Immer wenn ich diese Theorie mit Kollegen diskutiere, bekomme ich von Einzelnen die Rückmeldung, dass dies einzig und allein darauf basiert, dass ich nur sehe, was ich sehen möchte – das glaube ich aber nicht 😉
Also machte ich mich auf die Suche nach Anhaltspunkten für meine Theorie: Hierzu entwickelte ich zunächst die Hypothese, dass die Zahlen von Gartner natürlich richtig sind, aber natürlich auf ALLE verkauften Geräte beziehen – also auf private wie geschäftlich verkaufte.

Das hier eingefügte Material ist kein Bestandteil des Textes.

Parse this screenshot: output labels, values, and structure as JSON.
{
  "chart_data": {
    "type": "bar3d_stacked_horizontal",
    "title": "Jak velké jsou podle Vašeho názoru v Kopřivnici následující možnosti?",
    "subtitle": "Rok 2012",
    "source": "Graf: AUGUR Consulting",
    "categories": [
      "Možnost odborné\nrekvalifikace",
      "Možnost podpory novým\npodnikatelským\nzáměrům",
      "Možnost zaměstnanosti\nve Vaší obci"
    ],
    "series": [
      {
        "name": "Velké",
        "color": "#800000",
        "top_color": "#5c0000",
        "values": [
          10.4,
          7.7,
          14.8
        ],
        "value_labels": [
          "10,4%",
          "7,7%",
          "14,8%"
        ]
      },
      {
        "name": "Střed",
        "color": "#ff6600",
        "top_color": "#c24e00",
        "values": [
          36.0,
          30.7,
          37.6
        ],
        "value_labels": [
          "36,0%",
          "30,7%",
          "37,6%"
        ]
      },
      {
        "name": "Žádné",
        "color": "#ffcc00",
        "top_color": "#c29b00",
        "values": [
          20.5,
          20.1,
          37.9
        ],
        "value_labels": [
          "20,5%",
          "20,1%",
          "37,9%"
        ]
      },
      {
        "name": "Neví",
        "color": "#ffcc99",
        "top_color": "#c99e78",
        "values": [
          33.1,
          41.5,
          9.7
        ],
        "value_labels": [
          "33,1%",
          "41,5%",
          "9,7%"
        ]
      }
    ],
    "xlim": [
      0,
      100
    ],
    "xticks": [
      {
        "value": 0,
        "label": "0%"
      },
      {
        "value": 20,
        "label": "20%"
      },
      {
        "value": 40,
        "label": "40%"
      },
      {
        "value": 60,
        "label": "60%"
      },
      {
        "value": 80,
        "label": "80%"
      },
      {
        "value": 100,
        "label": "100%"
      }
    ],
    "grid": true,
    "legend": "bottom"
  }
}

Ebenso sind die Anteile häufig global –sprich: Alle Regionen der Welt werden in diesen Veröffentlichungen konsolidiert. Was insbesondere vor dem Hintergrund interessant ist, dass die Regionen der Welt unterschiedliche Wirtschaftskraft (oder –Fokus) haben und z.B. in vielen Regionen/Ländern iOS-Geräte überhaupt nicht (oder nur bei bestimmten Telefon-Anbietern) verkauft werden.
Es ist somit vollkommen einleuchtend, dass in den Bereichen, in denen – und ich formuliere jetzt sehr vorsichtig – eher auf den Preis der Einzelinvestition geguckt wird – nämlich in privaten oder weniger finanzstarken – der Anteil der stark gesponserten und somit deutlich billigeren Android-Geräten viel größer ist also beispielsweise von iOS.
Kleine Nebenbemerkung: Interessant wäre hierzu aus meiner Sicht auch ein Unterteilung nach Smartphone-/Tablet-Modell: Die Crux ist aus meiner Sicht immer, dass z.B. Android immer als Ganzes gesehen wird. Mich würde interessieren, wie die Anteile aussehen würden, wenn jeweils nur die Top-Modelle (z.B. Samsung Galaxy S4 vs. iPhone 5 vs. Lumia 1080) verglichen würden. Hier wäre man zumindest grob im gleichen Preissegment.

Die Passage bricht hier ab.